Come di consueto, anche quest’anno si terrà la commemorazione dei dieci partigiani impiccati dai nazisti il 10 marzo 1945 al Bosco delle Castagne. L’incontro è previsto per domenica 8 marzo alle ore 10.00 presso il Bosco delle Castagne. L’iniziativa è organizzata dal Comune di Belluno in collaborazione con Isbrec, Anpi, Fvl, secondo il seguente programma:

celebrazione della S. Messa
saluto del Vicesindaco di Belluno, Paolo Gamba
orazione ufficiale di Marco Borghi, membro del Comitato scientifico e già direttore dell’Iveser
La cerimonia sarà accompagnata da canti eseguiti dal Coro della Casa dei Beni Comuni

10 marzo 1945. 10 partigiani detenuti nelle celle della caserma “D’Angelo” di Belluno vengono condotti dai soldati tedeschi al Bosco delle Castagne e lì, per rappresaglia, impiccati ai rami di alcuni alberi, oggi monumento alla barbarie nazi-fascista e luogo di commemorazione di quanti persero la vita in nome della Libertà.
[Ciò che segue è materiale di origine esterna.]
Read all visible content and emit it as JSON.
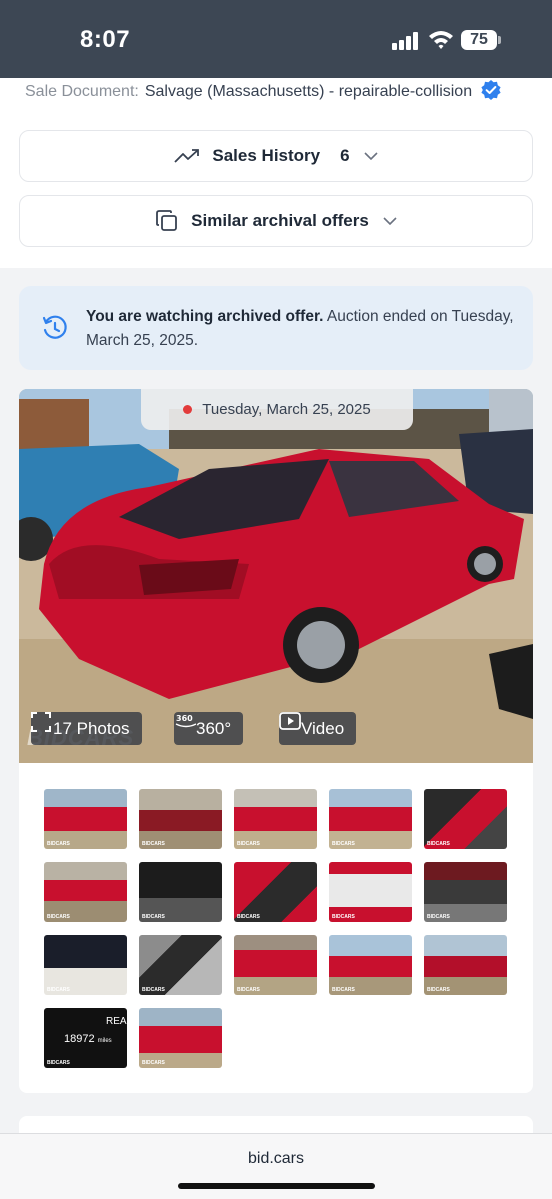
{
  "status_bar": {
    "time": "8:07",
    "battery": "75"
  },
  "sale_document": {
    "label": "Sale Document:",
    "value": "Salvage (Massachusetts) - repairable-collision"
  },
  "sales_history": {
    "label": "Sales History",
    "count": "6"
  },
  "similar_offers": {
    "label": "Similar archival offers"
  },
  "archived_notice": {
    "bold": "You are watching archived offer.",
    "text": " Auction ended on Tuesday, March 25, 2025."
  },
  "gallery": {
    "date": "Tuesday, March 25, 2025",
    "photos_label": "17 Photos",
    "view360_label": "360°",
    "video_label": "Video",
    "watermark": "BIDCARS",
    "thumb_watermark": "BIDCARS",
    "thumbnail_count": 17,
    "odometer": "18972",
    "odometer_unit": "miles",
    "dash_text": "REA"
  },
  "browser": {
    "url": "bid.cars"
  },
  "colors": {
    "accent": "#2f80ed",
    "car_red": "#c8102e",
    "status_bg": "#3d4754",
    "info_bg": "#e5eef8"
  }
}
Quel giorno, tuttavia, si contano 11 vittime, giacché i nazisti, resisi conto di uno scambio di persona, rientrati in caserma provvedono a fucilare nel cortile il partigiano inizialmente indicato nell’elenco delle vittime.
Le vittime: Mario Pasi “Montagna” (nato nel 1913), Joseph (soldato francese), Francesco Bortot “Carnera” (1921), Marcello Boni “Nino” (1921), Pietro Bertanza “Portos” (1925), Giuseppe Como “Penna” (1925), Ruggero Fiabane “Rampa” (1917), Giovanni Cibien “Mino” (1925), Giovanni Candeago “Fiore” (1921), Giuseppe Santomaso “Franco” (1920). Fucilato in caserma: Cibien Giuseppe.